The above holdings require that proceedings shall be complete before petitioners approach the Courts. This means that a Court cannot be approached between, or even before a proceeding. This presents a bigger problem in the context of problems like those in the Manipur Legislative Assembly, where the Speaker sits on a decision inconsequentially for a period much longer than what could be considered reasonable.
The road ahead
Creation of administrative tribunals
The Supreme Court in Keisham Meghachandra Singh opined-
“Parliament may seriously consider amending the Constitution to substitute the Speaker… as arbiter of disputes concerning disqualification … with a permanent Tribunal headed by a retired Supreme Court Judge or a retired Chief Justice of a High Court, or some other outside independent mechanism…”
While this may seem to be a judicial interference, such reforms are necessary. The Court itself has observed that the Parliament needs to rethink whether the question of disqualification ought to be entrusted to a Speaker, who despite being a Constitutional functionary, remains, at the end of the day, the member of a political party de jure or de facto, expected to shed his entire political affiliation overnight on taking an oath.
Our Constitution was designed to be transformative, and such reform is essential in order to protect the trust of the voters.
Decision making within a reasonable time
In Keisham Meghachandra Singh, the Court noted that while the Constitution or any other statute does not prescribe a strict time period, a Speaker cannot sit on a disqualification petition indefinitely. Such a petition would need to be decided within a reasonable time.
The Court, however, went one step further in this instance, and defined what it meant by reasonable time was, in the absence of any exceptional circumstances, a period of three months for the Speaker to decide on the petition.
The Court based its reasoning on Rajendra Singh Rana v. Swami Prasad Maurya, wherein the Supreme Court had observed that a person who incurs disqualification under the Tenth Schedule does not deserve to be a Member of Parliament or Legislative Assembly even for a single day, thus concluding that the three month period was actually generous.
Dr Ambedkar believed in the institutionalization of every step and was aware that unwritten rules and conventions based on good faith leave a gap that could be potentially misused by Constitutional functionaries. Their repeated breaches of constitutional conventions have created a capacious space being filled by judicial supremacy. It should instead be filled by constitutional morality, by making guidelines for the functioning of the Speaker.

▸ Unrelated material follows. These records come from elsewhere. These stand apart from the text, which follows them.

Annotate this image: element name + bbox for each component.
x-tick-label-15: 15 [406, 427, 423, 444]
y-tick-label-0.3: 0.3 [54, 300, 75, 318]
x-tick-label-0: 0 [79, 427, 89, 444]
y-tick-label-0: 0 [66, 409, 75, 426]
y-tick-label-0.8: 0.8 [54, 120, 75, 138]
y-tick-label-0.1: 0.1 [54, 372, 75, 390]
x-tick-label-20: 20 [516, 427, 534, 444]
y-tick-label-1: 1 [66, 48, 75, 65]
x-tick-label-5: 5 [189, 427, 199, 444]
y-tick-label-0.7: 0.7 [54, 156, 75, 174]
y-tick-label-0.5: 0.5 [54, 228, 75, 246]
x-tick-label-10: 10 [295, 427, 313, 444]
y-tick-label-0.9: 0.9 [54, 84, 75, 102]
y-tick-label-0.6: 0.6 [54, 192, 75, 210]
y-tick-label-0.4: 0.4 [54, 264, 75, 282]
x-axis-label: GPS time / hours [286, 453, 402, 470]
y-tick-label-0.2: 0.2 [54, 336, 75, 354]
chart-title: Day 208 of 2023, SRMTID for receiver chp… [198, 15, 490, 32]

We also suggest the addition of a layer of scrutiny or review to the Speaker’s functioning. Article 192 provides for any question of disqualification under Article 191(1) to be referred to the Governor, whose decision, after taking the binding opinion of the Election Commission, shall then be final. This actually adds not one, but two layers to the decision of disqualification- one of the Governor, who might work on partisan lines, and then of the Election Commission, which is an autonomous organization.

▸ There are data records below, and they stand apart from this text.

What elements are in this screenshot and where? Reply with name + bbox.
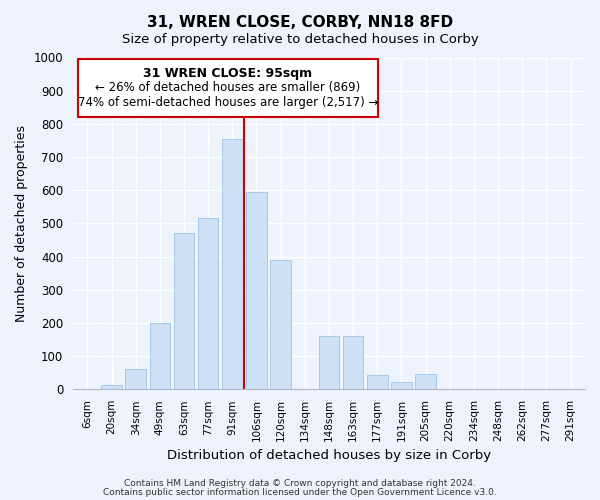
Bar (367, 376, 388, 390)
Bar (415, 374, 436, 390)
Text: 74% of semi-detached houses are larger (2,517) →: 74% of semi-detached houses are larger (… (77, 96, 378, 108)
Bar (222, 139, 242, 390)
Bar (271, 260, 291, 390)
Bar (319, 336, 339, 390)
Bar (246, 192, 267, 390)
Text: 31, WREN CLOSE, CORBY, NN18 8FD: 31, WREN CLOSE, CORBY, NN18 8FD (147, 15, 453, 30)
Bar (149, 323, 170, 390)
Bar (174, 234, 194, 390)
Text: 31 WREN CLOSE: 95sqm: 31 WREN CLOSE: 95sqm (143, 68, 313, 80)
Bar (391, 382, 412, 390)
Bar (125, 368, 146, 390)
Bar (343, 336, 364, 390)
Y-axis label: Number of detached properties: Number of detached properties (15, 125, 28, 322)
Text: Size of property relative to detached houses in Corby: Size of property relative to detached ho… (122, 32, 478, 46)
Bar (101, 386, 122, 390)
X-axis label: Distribution of detached houses by size in Corby: Distribution of detached houses by size … (167, 450, 491, 462)
Text: ← 26% of detached houses are smaller (869): ← 26% of detached houses are smaller (86… (95, 80, 361, 94)
Text: Contains public sector information licensed under the Open Government Licence v3: Contains public sector information licen… (103, 488, 497, 497)
FancyBboxPatch shape (78, 59, 377, 117)
Bar (198, 218, 218, 390)
Text: Contains HM Land Registry data © Crown copyright and database right 2024.: Contains HM Land Registry data © Crown c… (124, 480, 476, 488)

This is despite the fact that disqualifications under Article 191(1) are relatively more straitjacket and objective, compared to disqualifications as provided for by Article 191(2). We suggest the Governor to be added as a mandatory layer of scrutiny to the Speaker’s decision of disqualifying a member under the Tenth Schedule. On one hand, it is a democratic process upholding the Parliamentary conventions at the same time obviating judicial interference and judicial supremacy.